The focus on science, technology, engineering and math -- the so-called STEM subjects -- is the right one for our kids and our state.
Questions raised by School Board Member Bill Leggett and others are valid, particularly their concerns about where the arts will fit into a STEM school.
But that concern can be addressed. Deidre Holmberg, who starts her new job on July 1 as planning principal for Pasco's three new elementary schools, already has experience integrating arts and science in her job as principal at Delta High School.
Holmberg told school board members the arts still will play an important role in education in STEM, although it would be taught differently than how it is now. For example, kids might learn about how instruments or paints are engineered.
"Artists are some of the best chemists, some of the best engineers," she said.
Leggett also wondered whether STEM education is just the latest flavor of the month. "Since 1960, we've had 20 different things that have been the research of the decade," he said during a recent school board meeting. "I'm just concerned about attaching a name to it rather than just doing it."
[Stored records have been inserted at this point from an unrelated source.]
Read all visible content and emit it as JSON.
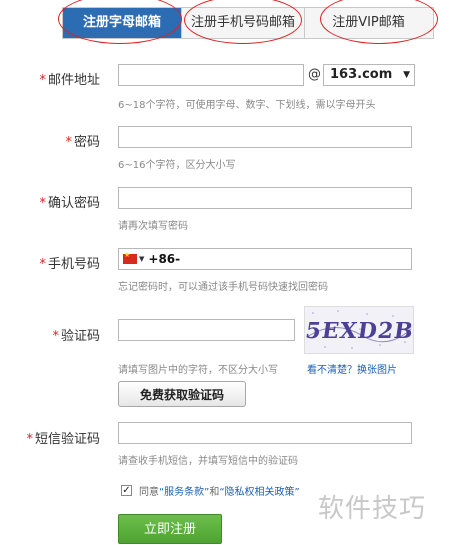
{
  "tabs": [
    {
      "label": "注册字母邮箱",
      "active": true
    },
    {
      "label": "注册手机号码邮箱",
      "active": false
    },
    {
      "label": "注册VIP邮箱",
      "active": false
    }
  ],
  "required_mark": "*",
  "email": {
    "label": "邮件地址",
    "value": "",
    "at": "@",
    "domain": "163.com",
    "hint": "6~18个字符，可使用字母、数字、下划线，需以字母开头"
  },
  "password": {
    "label": "密码",
    "value": "",
    "hint": "6~16个字符，区分大小写"
  },
  "confirm_password": {
    "label": "确认密码",
    "value": "",
    "hint": "请再次填写密码"
  },
  "phone": {
    "label": "手机号码",
    "country_code": "+86-",
    "hint": "忘记密码时，可以通过该手机号码快速找回密码"
  },
  "captcha": {
    "label": "验证码",
    "value": "",
    "hint": "请填写图片中的字符，不区分大小写",
    "refresh_link": "看不清楚？换张图片",
    "image_text": "5EXD2B"
  },
  "sms_button": "免费获取验证码",
  "sms_code": {
    "label": "短信验证码",
    "value": "",
    "hint": "请查收手机短信，并填写短信中的验证码"
  },
  "agreement": {
    "checked": true,
    "check_mark": "✓",
    "prefix": "同意",
    "terms": "“服务条款”",
    "and": "和",
    "privacy": "“隐私权相关政策”"
  },
  "submit_label": "立即注册",
  "watermark": "软件技巧",
  "colors": {
    "accent_blue": "#2b6cb3",
    "required_red": "#e02020",
    "link_blue": "#1a5fb4",
    "submit_green": "#5aae3c",
    "annotation_red": "#e02020"
  }
}
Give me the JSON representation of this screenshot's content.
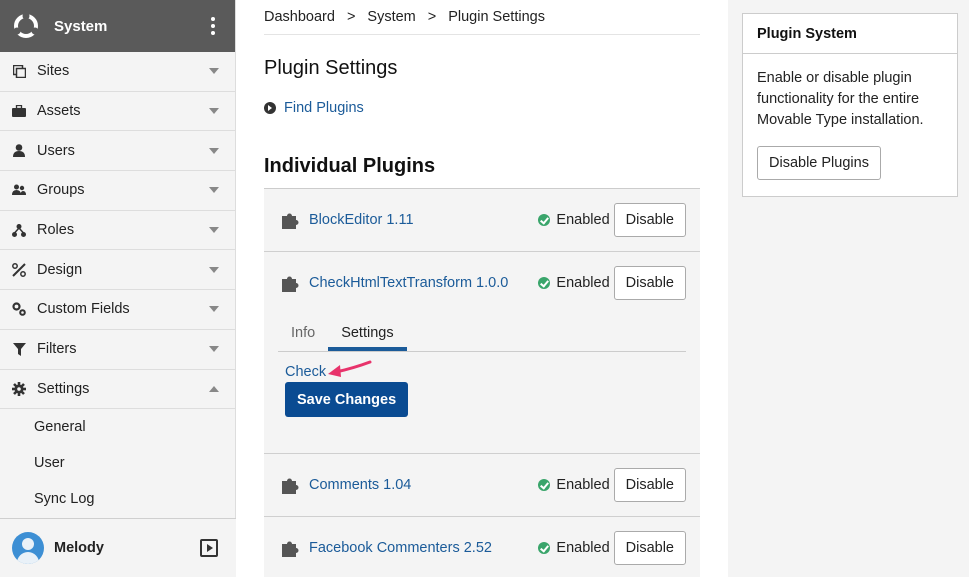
{
  "sidebar": {
    "title": "System",
    "items": [
      {
        "label": "Sites",
        "icon": "sites-icon"
      },
      {
        "label": "Assets",
        "icon": "briefcase-icon"
      },
      {
        "label": "Users",
        "icon": "user-icon"
      },
      {
        "label": "Groups",
        "icon": "groups-icon"
      },
      {
        "label": "Roles",
        "icon": "roles-icon"
      },
      {
        "label": "Design",
        "icon": "design-icon"
      },
      {
        "label": "Custom Fields",
        "icon": "gears-icon"
      },
      {
        "label": "Filters",
        "icon": "filter-icon"
      },
      {
        "label": "Settings",
        "icon": "gear-icon"
      }
    ],
    "sub_items": [
      {
        "label": "General"
      },
      {
        "label": "User"
      },
      {
        "label": "Sync Log"
      }
    ],
    "user_name": "Melody"
  },
  "breadcrumb": {
    "items": [
      "Dashboard",
      "System",
      "Plugin Settings"
    ],
    "separator": ">"
  },
  "main": {
    "page_title": "Plugin Settings",
    "find_plugins": "Find Plugins",
    "section_title": "Individual Plugins",
    "plugins": [
      {
        "name": "BlockEditor 1.11",
        "status": "Enabled",
        "button": "Disable"
      },
      {
        "name": "CheckHtmlTextTransform 1.0.0",
        "status": "Enabled",
        "button": "Disable"
      },
      {
        "name": "Comments 1.04",
        "status": "Enabled",
        "button": "Disable"
      },
      {
        "name": "Facebook Commenters 2.52",
        "status": "Enabled",
        "button": "Disable"
      }
    ],
    "tabs": [
      {
        "label": "Info",
        "active": false
      },
      {
        "label": "Settings",
        "active": true
      }
    ],
    "check_link": "Check",
    "save_button": "Save Changes"
  },
  "panel": {
    "title": "Plugin System",
    "description": "Enable or disable plugin functionality for the entire Movable Type installation.",
    "button": "Disable Plugins"
  },
  "colors": {
    "link": "#1b5b99",
    "primary_button": "#0a4b92",
    "enabled": "#3aa56b",
    "annotation_arrow": "#e8336b"
  }
}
But the focus on STEM education isn't just the latest theory promoted by the next wave of experts. It's an attempt to address real needs.
The Washington Roundtable, a business group comprising CEOs and other top leaders from Microsoft, Weyerhaeuser, Boeing and a score of the state's other major employers, commissioned a study on the state's job opportunities.
The Boston Consulting Group took a detailed look at the needs of Washington's employers and the ability of the state's workforce to meet the growing demand for skilled workers.
The gap between worker skill and employer needs is astounding. Today, Washington companies have 25,000 job openings that are unfilled because they can't find the skilled workers need to fill them, according to the study. That number is expected to grow to 50,000 jobs by 2017.
Two to four additional jobs are created for each STEM job that's filled in Washington, so the total effect of those 50,000 jobs is estimated be 160,000 jobs.
If we can seize that opportunity, the state's unemployment rate would drop to under 2 percent.
There is much to like about Pasco's approach. The focus on elementary school is the right one.
The new STEM schools will play to the inherent curiosity of elementary students, Holmberg said. "They just have a natural ability to do this."
Anyone who has ever fielded a preschooler's stream of questions about the world around them is familiar with the natural curiosity of the very young.
Susan Enfield, superintendent of the Highline School District near Seattle, put it clearly in an interview with the Puget Sound Business Journal.
"Kindergarten is where scientists and engineers are born," she said.
We also like the fact that this new style of school is starting at new buildings. It's bound to be easier to create a new culture than to change an existing one.
We're encouraged to see Holmberg starting a conversation with the community even before she officially starts her job. If the new schools succeed, it will be in partnership with parents and the broader community -- and dialogue is the first step in building partnerships.
It's tough to start anything new. Growing pains are inevitable. But Pasco is off to a good start and that's bound to help.